Years ago a colorful mobile hung above my son’s crib. Funny thing about mobiles, if you pick them up by any part other than the center string they collapse into a tangled mess. However if the center string is used to support it, everything falls into its proper place. Mobiles can teach us a lot about theology and religion. 

The idea of grace permeates the New Testament. John 1:17 “Grace and truth came through Jesus Christ.” Acts 15:11 “we will be saved through the grace of the Lord Jesus.” Romans 5:2 “we have also obtained access by faith into this grace in which we stand.” Many other verses might also immediately come to mind.

Similarly the idea of discipleship, that is, the idea of faithfully living for Christ also saturates scripture. The epitome of discipleship involves dying to one’s own will in order to serve Christ (Luke 9:23,24; 2 Corinthians 5:15; Galatians 2:20).
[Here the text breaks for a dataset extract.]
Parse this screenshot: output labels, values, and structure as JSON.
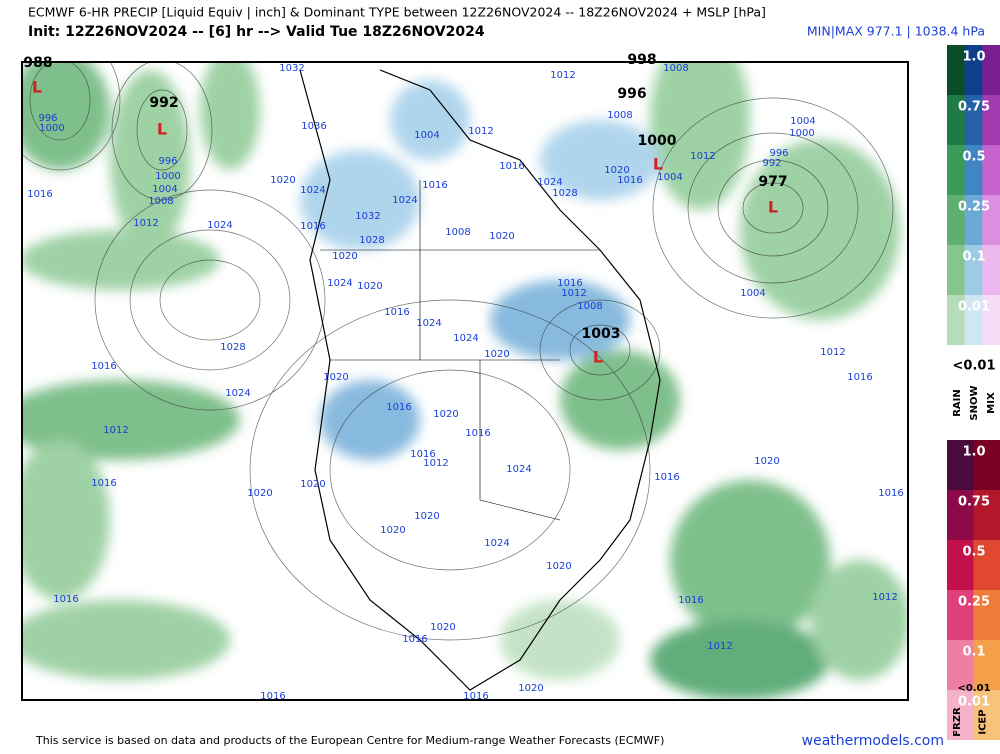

The details of discipleship demand that we imitate the way of life left for us by conforming to the gospel’s calling (1 Corinthians 11:1; Philippians 4:9; Ephesians 4:1). Discipleship shapes all aspects of our daily living and worship (Ephesians 4:25-6:18).
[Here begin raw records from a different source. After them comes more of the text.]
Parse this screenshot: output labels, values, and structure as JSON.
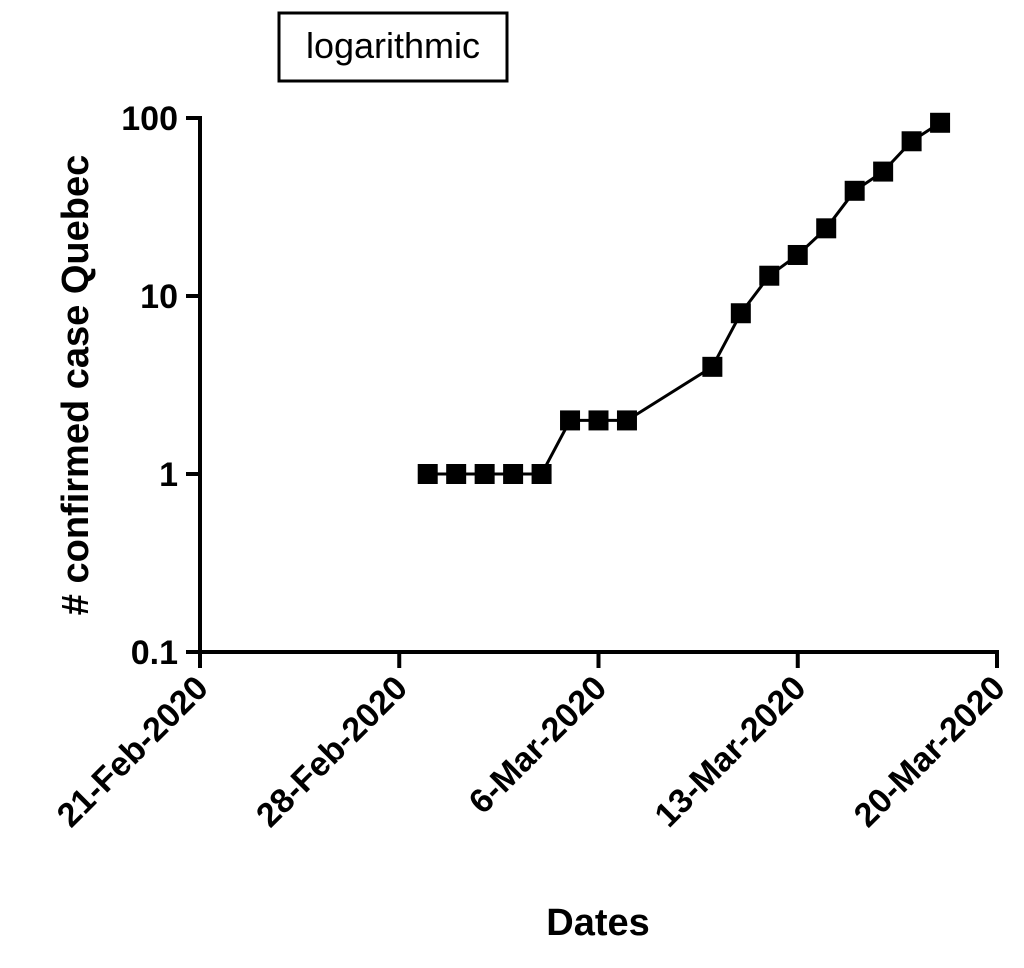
{
  "chart_data": {
    "type": "line",
    "title": "logarithmic",
    "xlabel": "Dates",
    "ylabel": "# confirmed case Quebec",
    "yscale": "log",
    "ylim": [
      0.1,
      100
    ],
    "xlim": [
      "2020-02-21",
      "2020-03-20"
    ],
    "y_ticks": [
      {
        "v": 0.1,
        "label": "0.1"
      },
      {
        "v": 1,
        "label": "1"
      },
      {
        "v": 10,
        "label": "10"
      },
      {
        "v": 100,
        "label": "100"
      }
    ],
    "x_ticks": [
      {
        "day": 0,
        "label": "21-Feb-2020"
      },
      {
        "day": 7,
        "label": "28-Feb-2020"
      },
      {
        "day": 14,
        "label": "6-Mar-2020"
      },
      {
        "day": 21,
        "label": "13-Mar-2020"
      },
      {
        "day": 28,
        "label": "20-Mar-2020"
      }
    ],
    "series": [
      {
        "name": "Quebec",
        "marker": "square",
        "color": "#000000",
        "x": [
          "2020-02-29",
          "2020-03-01",
          "2020-03-02",
          "2020-03-03",
          "2020-03-04",
          "2020-03-05",
          "2020-03-06",
          "2020-03-07",
          "2020-03-10",
          "2020-03-11",
          "2020-03-12",
          "2020-03-13",
          "2020-03-14",
          "2020-03-15",
          "2020-03-16",
          "2020-03-17",
          "2020-03-18"
        ],
        "day": [
          8,
          9,
          10,
          11,
          12,
          13,
          14,
          15,
          18,
          19,
          20,
          21,
          22,
          23,
          24,
          25,
          26
        ],
        "values": [
          1,
          1,
          1,
          1,
          1,
          2,
          2,
          2,
          4,
          8,
          13,
          17,
          24,
          39,
          50,
          74,
          94
        ]
      }
    ]
  }
}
Yet what has church history revealed about what happens when someone views Christianity primarily through the lens of grace? How does allowing grace to be primary organizing force impact the obedience of discipleship?

Jude had to warn his readers against those who would turn the grace of God into a license for evil (Jude 1:4). More recently, the phrase, “don’t worry, grace will cover it” comes to mind as someone plunges forward to pursue his or her own desires.

In such an environment the commands about living as a disciple and living worthily of our calling can become muted.  Obedience becomes minimized. Christians can become driven to pursue foremost what they think is best, rather than to begin their service to God by asking, “what has God asked of us?”

Conversely, what happens if scripture is interpreted primarily through the prism of faithfulness? Does not history reveal a hyper judgmental attitude can grow tempting God’s people to evaluate their relationship with God based upon their performance? Grace becomes a mere whisper.

A healthy solution for grabbing the wrong part of the mobile, would be to ask where is the central string? Or in the case of scripture we should ask, what principle or idea does scripture elevate as being primary? We hear Jesus pointing us to loving God. And then secondarily loving others in the same way we seek our own well being.

When revering and obeying God is foremost, grace and discipleship fall into their proper relationship with each other. It is only through the grace of God that we can be redeemed and rescued. And standing in that grace, God infuses us with purpose  directing us to follow Christ. All of this leads to God being glorified.

How we live and worship is important. That we can belong to God is a matter of grace. Grace does not nullify the need for discipleship. Nor does faithfulness replace grace.